Mereka di Sini

Jasma Ryadi
Chapter #2

Bab 1: Panggilan dari Masa Kecil

Matahari mulai tenggelam di ufuk Barat. Badan yang lelah mulai berteriak ingin segera bersandar. Sore ini, kemacetan di jalan yang aku lalui terasa berbeda. Sudah hampir setengah jam mobilku tak bisa bergerak. Terbersit hasrat untuk melarikan diri ke sebuah desa sembari menyelesaikan tesisku.

Jakarta, dengan segala hiruk pikuknya, terkadang begitu mengerik pikiran. Kemacetan, polusi, dan kebisingan yang tak pernah berhenti bak derita yang sulit dihindari bagi kaum pencari ketenangan. Aku memang terbiasa menghadapi hal ini setiap hari. Sayangnya, terbiasa bukan berarti mati rasa. Kala jenuh melanda, aku bisa seperti orang gila.

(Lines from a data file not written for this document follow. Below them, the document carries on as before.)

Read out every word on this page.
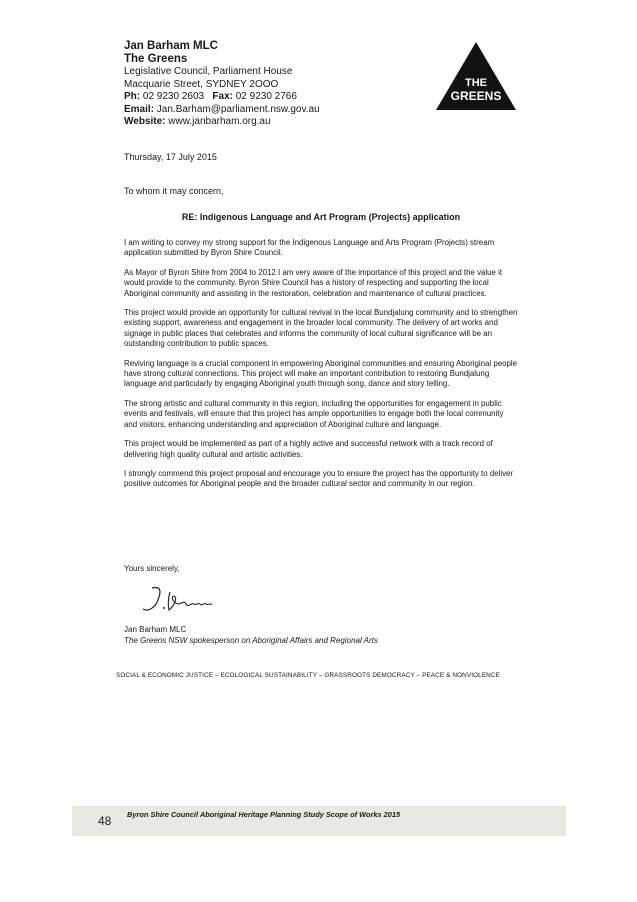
Jan Barham MLC
The Greens
Legislative Council, Parliament House
Macquarie Street, SYDNEY 2OOO
Ph: 02 9230 2603 Fax: 02 9230 2766
Email: Jan.Barham@parliament.nsw.gov.au
Website: www.janbarham.org.au
THE
GREENS
Thursday, 17 July 2015
To whom it may concern,
RE: Indigenous Language and Art Program (Projects) application

I am writing to convey my strong support for the Indigenous Language and Arts Program (Projects) stream application submitted by Byron Shire Council.

As Mayor of Byron Shire from 2004 to 2012 I am very aware of the importance of this project and the value it would provide to the community. Byron Shire Council has a history of respecting and supporting the local Aboriginal community and assisting in the restoration, celebration and maintenance of cultural practices.

This project would provide an opportunity for cultural revival in the local Bundjalung community and to strengthen existing support, awareness and engagement in the broader local community. The delivery of art works and signage in public places that celebrates and informs the community of local cultural significance will be an outstanding contribution to public spaces.

Reviving language is a crucial component in empowering Aboriginal communities and ensuring Aboriginal people have strong cultural connections. This project will make an important contribution to restoring Bundjalung language and particularly by engaging Aboriginal youth through song, dance and story telling.

The strong artistic and cultural community in this region, including the opportunities for engagement in public events and festivals, will ensure that this project has ample opportunities to engage both the local community and visitors, enhancing understanding and appreciation of Aboriginal culture and language.

This project would be implemented as part of a highly active and successful network with a track record of delivering high quality cultural and artistic activities.

I strongly commend this project proposal and encourage you to ensure the project has the opportunity to deliver positive outcomes for Aboriginal people and the broader cultural sector and community in our region.

Yours sincerely,
Jan Barham MLC
The Greens NSW spokesperson on Aboriginal Affairs and Regional Arts
SOCIAL & ECONOMIC JUSTICE – ECOLOGICAL SUSTAINABILITY – GRASSROOTS DEMOCRACY – PEACE & NONVIOLENCE
48 Byron Shire Council Aboriginal Heritage Planning Study Scope of Works 2015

Setelah cukup lama bergelut dengan kesabaran hingga langit gelap sempurna, aku terbebas juga dari antrian “jahanam”. Ternyata, selain volume kendaraan yang selalu membludak di jam pulang kerja, ada pengerjaan perbaikan jembatan penyeberangan orang (JPO) yang membuat kendaraan menumpuk di satu lajur. Ah, mengapa perbaikannya tidak dilakukan di tengah malam atau dini hari?!

Aku atur suasana hatiku yang bergejolak. Ada hal yang menarikku ke masa lalu ketika kepalaku fokus pada kata jembatan. Padahal, setiap hari aku melihat dan melalui berbagai jenis jembatan, dari jembatan penyeberangan hingga jembatan layang (flyover).

Ah! Mungkin aku sedang capek saja. Terkadang pikiran yang tidak karuan disebabkan oleh jasmani yang ingin segera beristirahat. 

Sesampainya di rumah, aku rebahkan badan di sofa. Lalu, kupejamkan mata untuk memuaikan gelisah yang menyerang. Entahlah! Aku terbayang suatu kejadian, tetapi cukup berat untuk direkonstruksi.

Kunyalakan pendingin ruangan (AC) untuk membantu menyamankan suasana. Kubayangkan sedang duduk di sebuah desa yang indah nan asri. Mencoba merelaksasi diri dengan sugesti.

Tak lama, terdengar sayup-sayup tawa renyah anak kecil yang bermain. Pikiranku langsung memvisualisasikannya ke dalam potret syahdu masa anak-anak ketika masalah terberat hanyalah PR (pekerjaan rumah) Matematika. Tak ada revisi, tak ada adu argumentasi yang mencekik saraf otak.

“Yana!” Tiba-tiba ada suara anak kecil yang menyerukan namaku.

“Yana!” timpal suara anak kecil yang berbeda.

“Giliran kamu yang jaga. Kenapa kamu malah mau pulang? Jangan curang dong, Yan!” ujar anak kecil yang lainnya.

Aku pusatkan pikiran dan pendengaran lebih saksama. Tadinya, aku kira suara riang gembira hadir dari luar rumah. Akan tetapi, mereka tidak mungkin memanggilku tanpa sapaan.

“Yana curang, Yana curang.” Sekarang, aku mendengar suara ledekan yang dilantunkan secara bersamaan oleh ketiga anak kecil itu.

Tidak. Aku tidak sedang bermimpi. Kesadaranku masih berada penuh di dunia nyata.

Lantas, siapa mereka yang menyebut namaku dengan lantang? Suara dan suasana yang mereka hadirkan tampak begitu familiar, tetapi aku sulit mengidentifikasi di mana hal tersebut pernah terjadi.

Aku bayangkan lagi suara mereka, dan mencocokkan dengan memori masa kecilku. Kutelusuri jejak-jejak yang terekam. Seketika, tubuhku merinding dan napas terengah-engah.

Ya, benar. Tiga orang yang memanggilku secara bergantian adalah teman masa kecilku. Mereka yang terpendam belasan tahun di dalam ingatanku.

“Hamid! Musa! Rusman!” pekikku seraya bangkit mencari mereka.